I wish everyone who pined for the 25-years-ago days of mostly text pages would, instead of pining, just go out there and produce that content they want to see.

Instead of pining, start writing. Hosting is cheap or free, browsers still parse simple HTML, there's nothing stopping anyone from creating a return to that simpler form.

Apocryphon · 9 years ago
Maybe Neocities should add a webring feature.
kyledrake · 9 years ago
Hi, founder of Neocities.

I get this request a lot actually. The reason I decided to not do it was because webrings, though nice, had a lot of problems. The main issue was that people's sites would go away, and then the ring would break. I also didn't want to introduce any functionality that would make sites depend on Neocities backend APIs to function. Web sites are more long-term and durable if they remain (mostly) static.

I tried using "tags" that could bind sites together on Neocities, but to be honest the idea has largely been a failure. People will tag their site "anime" and their site will have nothing to do with anime... but it's a popular tag so they add it in just so they're on a popular tag. Geocities had this problem to a certain extent too (a tech site being in the non-tech neighborhood). You can get a flavor of the problem here: https://neocities.org/browse?tag=anime

One idea I'm considering is to only allow a site to have one tag, rather than 3 like I do right now. Maybe that will stop people from adding tags that are irrelevant to the content of their site. Or it may compound this problem. I'm on the fence about it.

Another idea I'm considering is allowing people to create curated lists of their favorite sites on Neocities, similar to playlists on Youtube. The "follow site" functionality kindof does this, but in a generic way, and it tends to be a bit... I guess nepotistic (hey you're popular, follow me so my site can get more popular too!)

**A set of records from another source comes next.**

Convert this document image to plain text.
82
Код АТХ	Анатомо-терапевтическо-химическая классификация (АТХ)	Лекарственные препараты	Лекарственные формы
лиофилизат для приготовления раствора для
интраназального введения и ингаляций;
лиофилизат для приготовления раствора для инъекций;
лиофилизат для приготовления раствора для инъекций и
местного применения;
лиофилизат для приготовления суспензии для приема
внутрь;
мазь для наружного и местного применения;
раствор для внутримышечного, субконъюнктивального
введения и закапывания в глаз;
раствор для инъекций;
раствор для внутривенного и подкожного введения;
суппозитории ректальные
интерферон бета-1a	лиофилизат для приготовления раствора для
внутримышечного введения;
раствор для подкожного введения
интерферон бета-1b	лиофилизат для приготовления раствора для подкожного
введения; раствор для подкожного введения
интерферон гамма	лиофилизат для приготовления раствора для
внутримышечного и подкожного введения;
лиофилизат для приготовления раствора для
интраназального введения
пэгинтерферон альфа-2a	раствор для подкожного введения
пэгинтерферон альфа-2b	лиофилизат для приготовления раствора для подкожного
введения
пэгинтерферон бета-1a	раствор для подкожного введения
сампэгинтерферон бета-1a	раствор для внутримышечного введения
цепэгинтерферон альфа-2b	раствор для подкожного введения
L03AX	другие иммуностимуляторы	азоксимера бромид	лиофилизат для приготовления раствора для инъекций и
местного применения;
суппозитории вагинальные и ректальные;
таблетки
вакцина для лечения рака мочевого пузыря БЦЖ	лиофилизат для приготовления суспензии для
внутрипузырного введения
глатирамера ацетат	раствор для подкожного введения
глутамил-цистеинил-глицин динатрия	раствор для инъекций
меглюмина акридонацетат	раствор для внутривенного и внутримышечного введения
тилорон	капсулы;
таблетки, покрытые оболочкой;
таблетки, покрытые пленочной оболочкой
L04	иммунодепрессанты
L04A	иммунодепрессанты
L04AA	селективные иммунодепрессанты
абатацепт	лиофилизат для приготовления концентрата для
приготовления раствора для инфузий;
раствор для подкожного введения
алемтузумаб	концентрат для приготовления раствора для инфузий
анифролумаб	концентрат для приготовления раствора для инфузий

I'm always happy to hear ideas on how to improve this. I do like the idea of related sites being able to clump together, but in practice it doesn't work as well as I would like it to. But maybe it works well enough and I'm overthinking it.

wcummings · 9 years ago
Is this a joke?
qrbLPHiKpiux · 9 years ago
I miss the dial-up BBS boards.
ChrisSD · 9 years ago
Related to this, I had trouble finding examples of pre 1996 web design. The internet archive has a lot from 1997 onwards. The oldest live examples of sites from that era, that I know of are:

http://www.w3.org/History/19921103-hypertext/hypertext/WWW/T...

http://oreilly.com/gnn/gnnhome.html

http://www.trincoll.edu/zines/tj/tj12.02.93/tjcontents.html

The BBC also donated its Networking Club to the Internet Archive: https://archive.org/details/bbcnc.org.uk-19950301

rsync · 9 years ago
The Space Jam (film) website is a golden example and I find it amazing that it is still functional:

https://www.warnerbros.com/archive/spacejam/movie/jam.htm

(1996)

gitgud · 9 years ago
The trailers still work!

https://www.warnerbros.com/archive/spacejam/movie/cmp/jamcen...

A good demonstration of how far video on the internet has come.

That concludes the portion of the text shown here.